If anyone knows a trader who's become a big trader and is actually backed by these companies, please let me know. I'd be surprised to hear it.
I absolutely agree, and if it hasn't been made clear so far, I think this is a matter @Topstep should take very seriously. A company only has their good name, ultimately, and if it is tarnished they have nothing.
So far, it looks as though a rule change was made and applied retroactively to a situation that existed before the change, and that was not in violation of any rule at the time. @Topstep may have their reasons for the rule, and for applying it as they did, but it is troubling that they did it so far after the fact, at least according to the emails that have been furnished. Pretty much all the comments so far have reflected a concern about how it was applied after the rule change to a situation from before the change was made.
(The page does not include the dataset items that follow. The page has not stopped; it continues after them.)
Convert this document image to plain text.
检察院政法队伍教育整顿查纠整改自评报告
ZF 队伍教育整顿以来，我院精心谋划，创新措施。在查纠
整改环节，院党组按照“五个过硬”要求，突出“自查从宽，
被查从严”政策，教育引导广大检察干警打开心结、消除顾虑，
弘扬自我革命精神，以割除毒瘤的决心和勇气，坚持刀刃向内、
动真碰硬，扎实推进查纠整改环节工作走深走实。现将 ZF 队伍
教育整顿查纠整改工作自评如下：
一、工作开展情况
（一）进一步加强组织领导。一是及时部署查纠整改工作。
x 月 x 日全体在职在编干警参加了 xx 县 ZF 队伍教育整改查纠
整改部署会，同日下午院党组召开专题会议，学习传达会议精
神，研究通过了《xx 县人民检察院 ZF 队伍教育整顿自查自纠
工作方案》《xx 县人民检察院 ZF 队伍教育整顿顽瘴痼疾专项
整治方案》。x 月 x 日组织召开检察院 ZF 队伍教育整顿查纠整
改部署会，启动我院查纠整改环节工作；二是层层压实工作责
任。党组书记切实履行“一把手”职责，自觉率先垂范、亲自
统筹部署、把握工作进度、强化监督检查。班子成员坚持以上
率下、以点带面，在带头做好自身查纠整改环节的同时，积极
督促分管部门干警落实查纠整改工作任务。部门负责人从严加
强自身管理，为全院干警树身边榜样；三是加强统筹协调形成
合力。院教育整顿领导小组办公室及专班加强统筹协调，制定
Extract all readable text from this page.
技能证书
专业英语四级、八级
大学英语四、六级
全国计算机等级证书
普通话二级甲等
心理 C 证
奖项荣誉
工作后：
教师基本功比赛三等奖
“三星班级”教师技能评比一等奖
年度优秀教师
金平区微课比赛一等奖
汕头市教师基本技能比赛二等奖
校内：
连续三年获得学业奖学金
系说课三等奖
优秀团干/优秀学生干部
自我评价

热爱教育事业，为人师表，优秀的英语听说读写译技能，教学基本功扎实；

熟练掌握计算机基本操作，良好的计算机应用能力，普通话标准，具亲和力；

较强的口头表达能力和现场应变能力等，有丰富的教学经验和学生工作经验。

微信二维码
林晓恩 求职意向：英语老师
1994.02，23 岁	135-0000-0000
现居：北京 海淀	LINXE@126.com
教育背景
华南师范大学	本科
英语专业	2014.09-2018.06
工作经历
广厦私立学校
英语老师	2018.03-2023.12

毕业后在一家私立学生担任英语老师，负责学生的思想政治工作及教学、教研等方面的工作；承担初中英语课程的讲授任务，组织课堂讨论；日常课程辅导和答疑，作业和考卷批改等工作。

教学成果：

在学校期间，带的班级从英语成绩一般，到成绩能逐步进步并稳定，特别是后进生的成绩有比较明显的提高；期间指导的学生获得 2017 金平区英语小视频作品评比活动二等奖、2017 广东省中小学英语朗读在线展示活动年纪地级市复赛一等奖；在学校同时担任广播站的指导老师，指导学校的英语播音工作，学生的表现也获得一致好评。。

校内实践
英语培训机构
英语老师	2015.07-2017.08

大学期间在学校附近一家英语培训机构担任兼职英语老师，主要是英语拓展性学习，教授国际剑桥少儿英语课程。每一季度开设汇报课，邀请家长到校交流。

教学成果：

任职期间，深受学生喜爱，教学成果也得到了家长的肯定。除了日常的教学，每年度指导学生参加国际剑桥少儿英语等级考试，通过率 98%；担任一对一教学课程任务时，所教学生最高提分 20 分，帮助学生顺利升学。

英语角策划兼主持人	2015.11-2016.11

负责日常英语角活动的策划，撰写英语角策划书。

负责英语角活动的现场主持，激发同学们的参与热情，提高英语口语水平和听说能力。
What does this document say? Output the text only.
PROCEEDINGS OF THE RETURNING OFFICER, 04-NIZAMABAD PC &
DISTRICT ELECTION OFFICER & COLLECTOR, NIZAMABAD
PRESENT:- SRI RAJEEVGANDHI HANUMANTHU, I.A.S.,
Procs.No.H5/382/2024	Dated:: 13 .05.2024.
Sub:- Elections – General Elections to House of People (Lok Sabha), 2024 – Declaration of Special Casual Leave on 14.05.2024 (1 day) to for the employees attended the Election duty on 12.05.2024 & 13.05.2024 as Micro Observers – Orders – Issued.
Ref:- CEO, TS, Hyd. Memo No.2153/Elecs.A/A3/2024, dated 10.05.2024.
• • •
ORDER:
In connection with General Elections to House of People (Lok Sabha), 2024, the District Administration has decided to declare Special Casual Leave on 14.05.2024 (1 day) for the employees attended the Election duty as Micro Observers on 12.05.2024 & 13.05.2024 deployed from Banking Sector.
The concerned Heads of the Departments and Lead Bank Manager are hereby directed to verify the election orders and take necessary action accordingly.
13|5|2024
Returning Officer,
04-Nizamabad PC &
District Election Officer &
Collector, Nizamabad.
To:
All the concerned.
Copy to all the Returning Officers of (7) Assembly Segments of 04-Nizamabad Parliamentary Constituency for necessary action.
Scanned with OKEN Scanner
If @Topstep disputes the facts, or their interpretation, they can do so.
Let me repeat the invitation to @Topstep to come in and make clear to members what their stance is on this, and to answer these concerns.
If @Topstep does not consider this as at least a major PR flub, they may want to rethink it. Potential and actual customers want to know what they can count on, and to know that the terms will not be changed in mid-stream and applied retroactively to them. @SBtrader82, quoted above, has been a strong supporter of TopStep on this forum and has been funded by them, and his concerns should not be taken lightly, as representative of how this is perceived.
Aside from this question, there is a simple fairness question as it was applied here.
If the company concludes, on reflection, that this was a mistake, it would not be a terrible thing to say so. Everyone makes mistakes, and what you do about them is what matters. If they want to stand by it, they should explain why, in these particular circumstances, so that traders can understand and perhaps make informed decisions based on this.
Edit: and let me add that I agree that they should respond here, once they have had a chance to look this thread over. See my later post on the subject.
Bob.
When one door closes, another opens.